Multi-center population-based cohort study of nine integrated ICUs in Alberta, Canada. Path-analysis modeling was adopted to investigate direct and indirect associations between strain (available beds ≤1; occupancy ≥95%) and outcomes. Mixed-effects multivariate regression was used to measure the association between strain and acuity (APACHE II score), and both acuity and strain measures on ICU mortality and length of stay.

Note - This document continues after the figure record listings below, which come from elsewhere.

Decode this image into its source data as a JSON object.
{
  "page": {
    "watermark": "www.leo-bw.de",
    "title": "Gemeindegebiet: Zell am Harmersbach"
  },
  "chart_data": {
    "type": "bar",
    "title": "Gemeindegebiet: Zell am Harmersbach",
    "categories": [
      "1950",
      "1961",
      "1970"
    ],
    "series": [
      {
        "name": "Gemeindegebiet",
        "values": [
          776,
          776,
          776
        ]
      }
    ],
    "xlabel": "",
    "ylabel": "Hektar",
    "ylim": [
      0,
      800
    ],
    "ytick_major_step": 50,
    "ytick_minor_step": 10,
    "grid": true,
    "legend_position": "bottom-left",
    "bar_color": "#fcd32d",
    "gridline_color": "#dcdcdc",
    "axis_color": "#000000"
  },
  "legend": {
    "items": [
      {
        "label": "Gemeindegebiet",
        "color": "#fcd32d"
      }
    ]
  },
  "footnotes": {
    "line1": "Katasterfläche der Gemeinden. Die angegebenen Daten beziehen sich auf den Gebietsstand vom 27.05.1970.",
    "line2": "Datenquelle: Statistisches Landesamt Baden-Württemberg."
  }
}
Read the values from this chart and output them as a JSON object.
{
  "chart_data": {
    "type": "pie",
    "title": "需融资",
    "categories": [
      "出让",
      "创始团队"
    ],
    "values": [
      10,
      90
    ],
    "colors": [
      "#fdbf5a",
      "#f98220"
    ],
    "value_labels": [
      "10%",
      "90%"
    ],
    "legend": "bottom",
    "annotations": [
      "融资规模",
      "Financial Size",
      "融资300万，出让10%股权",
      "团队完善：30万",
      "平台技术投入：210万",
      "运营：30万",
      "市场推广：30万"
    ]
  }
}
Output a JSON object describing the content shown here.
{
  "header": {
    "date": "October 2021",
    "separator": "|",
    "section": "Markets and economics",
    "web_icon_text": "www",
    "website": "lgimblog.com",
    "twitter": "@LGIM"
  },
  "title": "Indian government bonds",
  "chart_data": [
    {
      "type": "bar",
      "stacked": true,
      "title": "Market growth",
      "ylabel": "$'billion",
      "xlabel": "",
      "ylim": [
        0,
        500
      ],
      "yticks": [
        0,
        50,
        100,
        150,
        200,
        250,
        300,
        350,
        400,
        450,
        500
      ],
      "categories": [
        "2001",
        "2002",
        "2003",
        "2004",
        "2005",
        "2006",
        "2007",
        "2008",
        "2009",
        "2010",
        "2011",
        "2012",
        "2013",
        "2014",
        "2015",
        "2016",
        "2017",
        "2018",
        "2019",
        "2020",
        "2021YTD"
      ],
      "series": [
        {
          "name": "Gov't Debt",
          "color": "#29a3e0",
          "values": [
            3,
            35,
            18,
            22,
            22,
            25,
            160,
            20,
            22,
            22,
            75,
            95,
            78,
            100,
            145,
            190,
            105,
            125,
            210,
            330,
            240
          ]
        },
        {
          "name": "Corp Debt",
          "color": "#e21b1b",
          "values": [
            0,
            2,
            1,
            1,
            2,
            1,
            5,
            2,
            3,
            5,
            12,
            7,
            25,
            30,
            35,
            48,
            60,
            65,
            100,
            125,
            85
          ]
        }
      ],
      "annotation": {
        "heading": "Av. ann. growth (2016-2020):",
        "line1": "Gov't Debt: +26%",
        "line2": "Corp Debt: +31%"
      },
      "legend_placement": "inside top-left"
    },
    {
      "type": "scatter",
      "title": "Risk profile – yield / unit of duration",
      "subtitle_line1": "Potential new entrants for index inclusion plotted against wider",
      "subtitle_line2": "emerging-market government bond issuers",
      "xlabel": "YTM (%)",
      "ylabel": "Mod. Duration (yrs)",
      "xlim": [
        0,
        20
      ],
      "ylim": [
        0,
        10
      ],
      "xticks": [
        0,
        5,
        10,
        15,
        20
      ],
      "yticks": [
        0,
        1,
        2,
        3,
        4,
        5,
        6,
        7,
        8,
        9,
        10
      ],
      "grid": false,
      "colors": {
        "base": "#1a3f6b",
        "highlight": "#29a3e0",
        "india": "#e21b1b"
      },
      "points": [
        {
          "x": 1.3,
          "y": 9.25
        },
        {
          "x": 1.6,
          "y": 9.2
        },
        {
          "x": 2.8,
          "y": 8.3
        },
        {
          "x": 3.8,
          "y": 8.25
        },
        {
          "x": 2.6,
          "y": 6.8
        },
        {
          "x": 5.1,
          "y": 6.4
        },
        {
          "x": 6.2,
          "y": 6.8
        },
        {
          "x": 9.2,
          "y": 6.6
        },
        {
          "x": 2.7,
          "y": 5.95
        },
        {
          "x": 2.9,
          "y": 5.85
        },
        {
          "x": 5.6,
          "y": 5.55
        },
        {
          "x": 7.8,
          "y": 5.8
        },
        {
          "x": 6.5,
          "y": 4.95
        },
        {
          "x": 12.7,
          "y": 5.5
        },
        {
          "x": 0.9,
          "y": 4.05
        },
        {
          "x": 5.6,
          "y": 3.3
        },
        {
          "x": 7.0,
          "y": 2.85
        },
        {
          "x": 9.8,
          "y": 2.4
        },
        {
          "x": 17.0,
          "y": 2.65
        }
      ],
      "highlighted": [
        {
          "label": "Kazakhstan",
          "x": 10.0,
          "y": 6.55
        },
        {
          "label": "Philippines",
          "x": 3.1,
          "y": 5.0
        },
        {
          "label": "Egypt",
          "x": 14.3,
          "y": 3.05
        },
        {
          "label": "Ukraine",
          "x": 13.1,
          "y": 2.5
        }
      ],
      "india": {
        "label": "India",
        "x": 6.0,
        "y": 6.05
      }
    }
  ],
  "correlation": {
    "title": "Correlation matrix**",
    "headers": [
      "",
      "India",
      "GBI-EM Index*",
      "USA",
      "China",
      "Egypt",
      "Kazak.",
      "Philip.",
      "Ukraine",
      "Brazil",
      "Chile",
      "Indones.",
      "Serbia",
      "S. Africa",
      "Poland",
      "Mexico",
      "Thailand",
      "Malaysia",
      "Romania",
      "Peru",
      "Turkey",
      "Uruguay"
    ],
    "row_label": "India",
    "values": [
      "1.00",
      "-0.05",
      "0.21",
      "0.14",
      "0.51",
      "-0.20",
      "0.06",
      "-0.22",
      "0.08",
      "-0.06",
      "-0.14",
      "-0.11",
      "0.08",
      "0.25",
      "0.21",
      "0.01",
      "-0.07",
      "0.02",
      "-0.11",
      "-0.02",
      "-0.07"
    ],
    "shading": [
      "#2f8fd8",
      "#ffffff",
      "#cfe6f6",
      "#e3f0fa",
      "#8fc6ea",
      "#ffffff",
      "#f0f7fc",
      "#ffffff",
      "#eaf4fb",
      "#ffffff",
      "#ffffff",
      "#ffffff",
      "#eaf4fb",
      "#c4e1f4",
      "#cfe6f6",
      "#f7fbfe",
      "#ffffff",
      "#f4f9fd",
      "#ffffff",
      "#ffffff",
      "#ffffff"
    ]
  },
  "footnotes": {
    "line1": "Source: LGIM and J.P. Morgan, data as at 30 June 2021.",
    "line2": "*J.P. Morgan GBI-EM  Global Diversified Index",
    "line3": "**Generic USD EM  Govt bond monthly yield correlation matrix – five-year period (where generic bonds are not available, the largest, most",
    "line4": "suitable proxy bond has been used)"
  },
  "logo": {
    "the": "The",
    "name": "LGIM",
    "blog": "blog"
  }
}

12,265 admissions comprise the study cohort. Available beds ≤1 and occupancy ≥95% occurred for 22.3% and 17.0% of admissions. Lower bed availability was associated with higher APACHE II score (p < 0.0001). The direct effect of ≤1 available beds at ICU admission on ICU mortality was 11.6% (OR 1.116; 95% CI, 0.995–1.252). Integrating direct and indirect effects resulted in a 16.5% increased risk of ICU mortality (OR 1.165; 95% CI, 1.036–1.310), which exceeded the direct effect by 4.9%. Findings were similar with strain defined as occupancy ≥95%. Strain was associated with shorter ICU stay, primarily mediated by greater acuity.


Strained capacity was associated with increased ICU mortality, partly mediated through greater illness acuity. Future work should consider both the direct and indirect relationships of strain on outcomes.